Pause • Reflect • Sundays on Pianodao
Written by ANDREW EALES
An ancient Daoist text called “Principles of Nourishing Life and Cultivating Longevity (translated by Eva Wong, and included in her book “Being Taoist“) includes the following simple but profound advice:
“When you are young, don’t spend a lot of energy doing what everyone thinks is appropriate.
When you’ve reached maturity, don’t be too competitive.
When you’ve passed middle age, you should begin to find contentment.
When you are old, you should minimise desires.
Exercise the body gently to prevent it from stiffening, and entertain your mind leisurely to prevent it from deteriorating.
In this way you will enjoy a healthy and long life.”
There is no quick fix solution to avoid death, no elixir of life that will sustain us indefinitely, and we know that once our energy is gone, the end will come. Surely, our quality of life matters more than the inevitability of its passing.

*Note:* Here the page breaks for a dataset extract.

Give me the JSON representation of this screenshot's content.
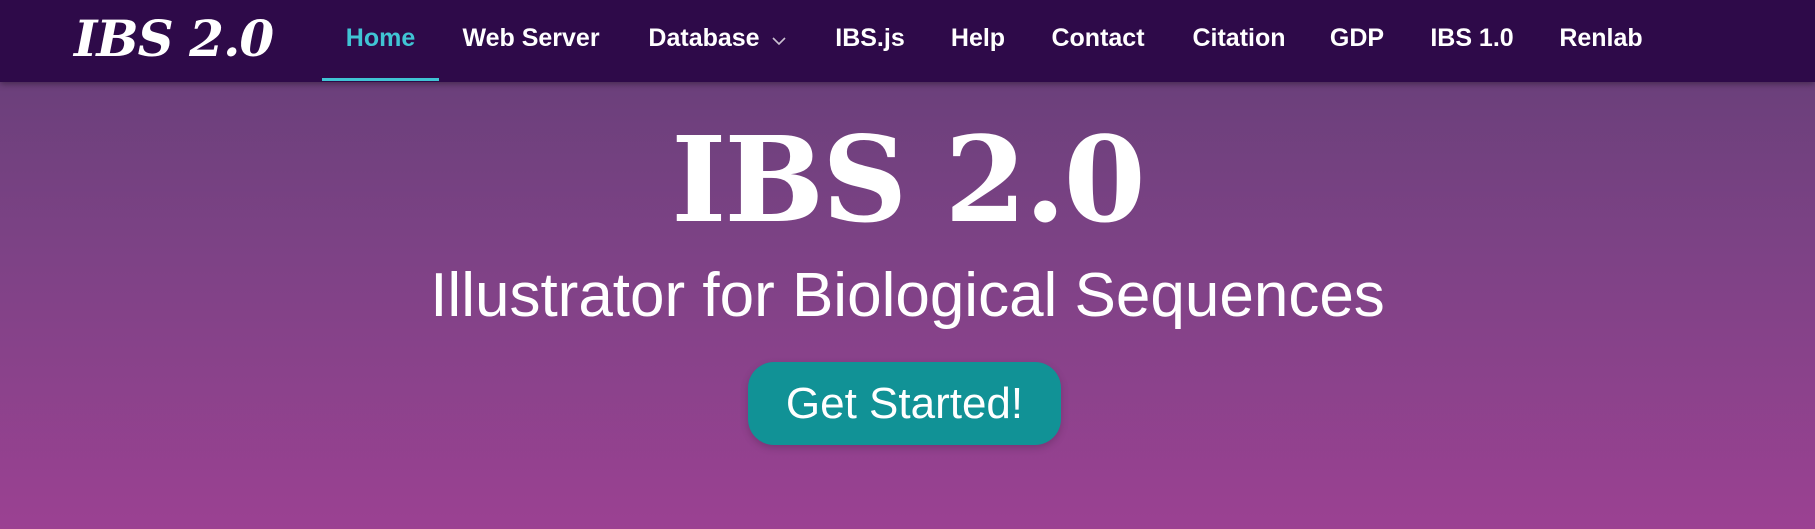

The advice I have shared above is undoubtedly useful when thinking about our own approach and lifestyle. We could all do with questioning what steps we are taking to enjoy a healthier and longer life.
The Daoist sages suggest that we consider the different stages of life as seasons to be respected and embraced with deference.
Interestingly, though, there’s one striking consistency. Whatever our stage in life’s journey, we should reflect on our own pathway with self care, and not simply follow the crowd.